Da tempo, anche con la nostra partecipazione alla FAFCE, abbiamo pensato che il cosiddetto «Intergruppo per la natalità» o anche per la vita, potrebbe dare un respiro più ampio all’impegno di tanti politici, sconfiggendo la logica della contrapposizione. Sembra che questo richieda un cambio di registro nel pensare all’impegno politico.

·      «Come ci ha ricordato san Giovanni Paolo II, la famiglia è «prima e insostituibile scuola di socialità» (Familiaris consortio, n. 43) ed è fondata sul matrimonio tra un uomo e una donna, una realtà che unisce la dimensione personale e quella pubblica. Alla luce di ciò, le vostre discussioni hanno anche il compito di promuovere la comune responsabilità e il ruolo attivo delle famiglie nella vita sociale, politica e culturale».

Famiglia, fondata sul matrimonio tra un uomo e una donna, appunto!

·      «…Questo approccio non consiste nel ritornare ai modelli sociali del passato, ma nel fornire agli uomini e alle donne del nostro tempo i principi immutabili che possono sicuramente guidarli nel rispondere alle domande fondamentali poste in ogni tempo: qual è il senso e il valore della vita umana; che cos’è una società umana autentica; e che genere di mondo vogliamo consegnare alle generazioni future.»

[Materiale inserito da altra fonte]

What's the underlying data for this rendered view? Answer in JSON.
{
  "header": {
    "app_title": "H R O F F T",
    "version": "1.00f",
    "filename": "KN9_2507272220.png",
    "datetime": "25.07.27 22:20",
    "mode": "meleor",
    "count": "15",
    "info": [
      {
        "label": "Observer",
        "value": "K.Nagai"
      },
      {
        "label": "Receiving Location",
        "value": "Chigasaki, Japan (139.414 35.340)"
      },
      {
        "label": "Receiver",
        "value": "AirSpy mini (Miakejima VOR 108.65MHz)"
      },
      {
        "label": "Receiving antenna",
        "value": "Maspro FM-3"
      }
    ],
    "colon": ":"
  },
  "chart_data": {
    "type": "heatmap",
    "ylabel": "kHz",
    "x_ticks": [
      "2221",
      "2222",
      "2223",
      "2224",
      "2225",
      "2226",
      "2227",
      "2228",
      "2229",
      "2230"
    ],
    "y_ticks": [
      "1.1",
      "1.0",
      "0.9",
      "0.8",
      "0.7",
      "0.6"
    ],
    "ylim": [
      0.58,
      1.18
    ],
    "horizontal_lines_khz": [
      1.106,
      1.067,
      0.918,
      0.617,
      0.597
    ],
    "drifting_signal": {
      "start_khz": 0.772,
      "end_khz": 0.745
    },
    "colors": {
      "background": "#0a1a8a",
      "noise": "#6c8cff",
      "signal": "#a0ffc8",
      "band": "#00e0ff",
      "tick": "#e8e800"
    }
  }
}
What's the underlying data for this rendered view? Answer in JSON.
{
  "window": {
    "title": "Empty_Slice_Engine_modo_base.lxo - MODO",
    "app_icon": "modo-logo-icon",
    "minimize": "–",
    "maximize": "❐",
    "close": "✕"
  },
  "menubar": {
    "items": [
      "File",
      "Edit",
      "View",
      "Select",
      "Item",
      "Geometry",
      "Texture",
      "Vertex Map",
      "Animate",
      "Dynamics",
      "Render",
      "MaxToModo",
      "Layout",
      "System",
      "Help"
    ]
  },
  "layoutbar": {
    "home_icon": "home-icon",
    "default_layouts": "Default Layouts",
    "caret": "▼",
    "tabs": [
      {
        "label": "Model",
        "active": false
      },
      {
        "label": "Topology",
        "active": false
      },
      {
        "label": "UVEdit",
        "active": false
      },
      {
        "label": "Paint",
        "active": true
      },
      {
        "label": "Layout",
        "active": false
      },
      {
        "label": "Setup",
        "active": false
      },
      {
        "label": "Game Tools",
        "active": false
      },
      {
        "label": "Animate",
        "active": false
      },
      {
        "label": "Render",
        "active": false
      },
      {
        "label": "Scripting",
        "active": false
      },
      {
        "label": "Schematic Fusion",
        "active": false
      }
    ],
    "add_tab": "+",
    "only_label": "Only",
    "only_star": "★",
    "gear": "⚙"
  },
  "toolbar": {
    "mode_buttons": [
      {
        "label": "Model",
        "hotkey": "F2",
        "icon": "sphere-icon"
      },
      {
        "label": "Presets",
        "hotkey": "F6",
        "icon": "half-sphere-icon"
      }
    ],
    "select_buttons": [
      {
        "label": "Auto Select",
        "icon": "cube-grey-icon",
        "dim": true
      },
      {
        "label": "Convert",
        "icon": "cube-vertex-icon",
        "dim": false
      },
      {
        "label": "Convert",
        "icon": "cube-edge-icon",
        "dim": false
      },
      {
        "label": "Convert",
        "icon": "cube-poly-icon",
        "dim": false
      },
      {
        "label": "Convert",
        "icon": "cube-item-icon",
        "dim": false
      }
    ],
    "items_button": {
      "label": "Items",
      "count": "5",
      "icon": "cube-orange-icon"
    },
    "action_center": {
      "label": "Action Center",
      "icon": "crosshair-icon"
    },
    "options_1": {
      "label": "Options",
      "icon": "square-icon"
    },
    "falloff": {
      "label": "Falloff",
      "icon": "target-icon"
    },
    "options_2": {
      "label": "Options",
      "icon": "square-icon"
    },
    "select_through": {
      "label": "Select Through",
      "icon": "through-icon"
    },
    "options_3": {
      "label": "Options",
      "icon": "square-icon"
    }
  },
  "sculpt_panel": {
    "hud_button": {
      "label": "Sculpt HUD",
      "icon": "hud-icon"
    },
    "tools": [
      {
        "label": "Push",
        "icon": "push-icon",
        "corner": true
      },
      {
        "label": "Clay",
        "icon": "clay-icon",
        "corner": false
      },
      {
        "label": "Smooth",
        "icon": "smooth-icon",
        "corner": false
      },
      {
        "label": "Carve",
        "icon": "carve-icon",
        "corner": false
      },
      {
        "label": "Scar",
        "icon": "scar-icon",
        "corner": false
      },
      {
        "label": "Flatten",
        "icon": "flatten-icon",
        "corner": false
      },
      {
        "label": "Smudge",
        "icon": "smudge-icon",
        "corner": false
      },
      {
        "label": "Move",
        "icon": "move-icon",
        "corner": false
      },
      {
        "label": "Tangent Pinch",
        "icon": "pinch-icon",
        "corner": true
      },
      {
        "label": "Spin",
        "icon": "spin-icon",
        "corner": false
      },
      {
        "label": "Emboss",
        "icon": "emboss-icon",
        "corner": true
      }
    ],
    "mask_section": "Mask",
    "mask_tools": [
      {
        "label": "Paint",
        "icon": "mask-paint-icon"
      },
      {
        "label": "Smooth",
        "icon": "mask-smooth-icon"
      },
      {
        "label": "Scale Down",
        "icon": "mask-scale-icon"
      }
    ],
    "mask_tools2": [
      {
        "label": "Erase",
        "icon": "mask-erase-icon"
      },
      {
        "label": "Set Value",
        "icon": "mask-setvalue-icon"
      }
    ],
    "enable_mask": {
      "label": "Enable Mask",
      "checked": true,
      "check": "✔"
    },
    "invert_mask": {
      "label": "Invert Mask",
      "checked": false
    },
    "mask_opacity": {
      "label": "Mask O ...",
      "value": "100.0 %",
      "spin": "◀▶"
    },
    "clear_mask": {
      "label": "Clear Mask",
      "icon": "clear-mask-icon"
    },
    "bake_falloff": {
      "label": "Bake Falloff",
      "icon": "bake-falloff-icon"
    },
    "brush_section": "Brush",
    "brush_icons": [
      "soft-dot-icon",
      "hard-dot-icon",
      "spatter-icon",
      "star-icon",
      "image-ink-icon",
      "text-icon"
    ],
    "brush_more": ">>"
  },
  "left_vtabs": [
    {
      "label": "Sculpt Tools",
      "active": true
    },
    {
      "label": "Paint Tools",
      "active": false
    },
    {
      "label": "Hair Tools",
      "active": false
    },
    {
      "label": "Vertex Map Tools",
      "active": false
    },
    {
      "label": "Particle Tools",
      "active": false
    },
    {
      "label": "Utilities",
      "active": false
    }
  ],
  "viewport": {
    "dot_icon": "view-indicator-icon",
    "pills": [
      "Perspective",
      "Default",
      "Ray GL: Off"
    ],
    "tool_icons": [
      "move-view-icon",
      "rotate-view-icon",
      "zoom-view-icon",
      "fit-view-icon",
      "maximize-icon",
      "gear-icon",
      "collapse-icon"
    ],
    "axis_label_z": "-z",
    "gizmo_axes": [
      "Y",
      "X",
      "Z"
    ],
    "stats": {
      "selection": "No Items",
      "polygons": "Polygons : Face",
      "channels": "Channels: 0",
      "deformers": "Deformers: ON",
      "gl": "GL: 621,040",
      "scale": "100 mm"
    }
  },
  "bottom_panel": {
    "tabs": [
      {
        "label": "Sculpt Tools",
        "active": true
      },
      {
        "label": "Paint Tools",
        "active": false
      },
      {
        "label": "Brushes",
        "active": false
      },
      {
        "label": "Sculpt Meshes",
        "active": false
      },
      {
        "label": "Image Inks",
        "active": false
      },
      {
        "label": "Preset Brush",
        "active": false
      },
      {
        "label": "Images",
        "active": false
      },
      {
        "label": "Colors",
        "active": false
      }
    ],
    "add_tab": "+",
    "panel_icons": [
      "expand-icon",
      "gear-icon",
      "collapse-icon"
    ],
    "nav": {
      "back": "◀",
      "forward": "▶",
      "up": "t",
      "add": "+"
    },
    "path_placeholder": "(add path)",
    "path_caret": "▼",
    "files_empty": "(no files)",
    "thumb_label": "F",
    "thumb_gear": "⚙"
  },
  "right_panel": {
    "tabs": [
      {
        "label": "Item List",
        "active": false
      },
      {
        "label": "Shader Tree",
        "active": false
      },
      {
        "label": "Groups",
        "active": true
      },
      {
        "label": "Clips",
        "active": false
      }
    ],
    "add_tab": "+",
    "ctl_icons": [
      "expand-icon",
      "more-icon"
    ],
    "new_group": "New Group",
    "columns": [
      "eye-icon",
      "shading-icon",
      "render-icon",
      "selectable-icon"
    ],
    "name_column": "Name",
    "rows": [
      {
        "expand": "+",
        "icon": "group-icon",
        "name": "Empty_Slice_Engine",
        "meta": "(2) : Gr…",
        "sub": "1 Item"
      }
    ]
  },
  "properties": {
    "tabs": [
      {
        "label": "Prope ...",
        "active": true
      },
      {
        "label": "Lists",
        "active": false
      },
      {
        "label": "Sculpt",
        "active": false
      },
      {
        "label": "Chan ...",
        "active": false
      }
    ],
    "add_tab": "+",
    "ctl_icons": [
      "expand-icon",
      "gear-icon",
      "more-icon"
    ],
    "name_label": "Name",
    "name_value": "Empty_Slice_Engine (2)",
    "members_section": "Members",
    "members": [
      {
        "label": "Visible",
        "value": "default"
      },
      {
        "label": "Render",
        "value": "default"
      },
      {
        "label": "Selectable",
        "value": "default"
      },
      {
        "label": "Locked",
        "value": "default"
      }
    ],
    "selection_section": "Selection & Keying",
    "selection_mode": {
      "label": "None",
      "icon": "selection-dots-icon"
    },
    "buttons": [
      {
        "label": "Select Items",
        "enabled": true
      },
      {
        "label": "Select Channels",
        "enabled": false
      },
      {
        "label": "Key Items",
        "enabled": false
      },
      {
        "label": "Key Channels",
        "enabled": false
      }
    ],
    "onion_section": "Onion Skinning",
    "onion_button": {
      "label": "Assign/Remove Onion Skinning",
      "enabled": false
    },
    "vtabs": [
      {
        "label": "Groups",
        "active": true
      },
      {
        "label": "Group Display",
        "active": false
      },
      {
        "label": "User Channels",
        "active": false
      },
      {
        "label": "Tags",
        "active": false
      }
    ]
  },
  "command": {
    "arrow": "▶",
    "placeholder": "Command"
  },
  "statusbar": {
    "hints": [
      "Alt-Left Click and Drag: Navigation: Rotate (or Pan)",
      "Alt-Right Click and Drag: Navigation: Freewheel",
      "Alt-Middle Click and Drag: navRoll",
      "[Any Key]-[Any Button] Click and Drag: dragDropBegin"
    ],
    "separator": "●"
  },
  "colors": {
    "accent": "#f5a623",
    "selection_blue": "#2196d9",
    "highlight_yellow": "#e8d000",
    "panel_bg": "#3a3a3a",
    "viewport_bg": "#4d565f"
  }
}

«Che genere di mondo vogliamo consegnare alle generazioni future»? È questa la domanda fondamentale e credo che valga la pena che in ogni circostanza, ad ogni livello della vita culturale, sociale, politica ed educativa, sia il tema che ci appassiona, e in qualche modo ci possa rendere più uniti. Come scriveva Thomas Mann, e ricordato da Giussani nel Senso religioso: «Profondo è il pozzo del passato, non dovremmo dirlo insondabile? Insondabile, e forse allora più che mai quando si parla del passato dell’uomo: di questo essere enigmatico che racchiude in sé la nostra esistenza per natura gioconda ma oltre natura misera e dolorosa. È ben comprensibile che il suo mistero formi l’alfa e l’omega di tutti i nostri discorsi e di tutte le nostre domande, dia fuoco e tensione a ogni nostra parola, urgenza a ogni nostro problema.»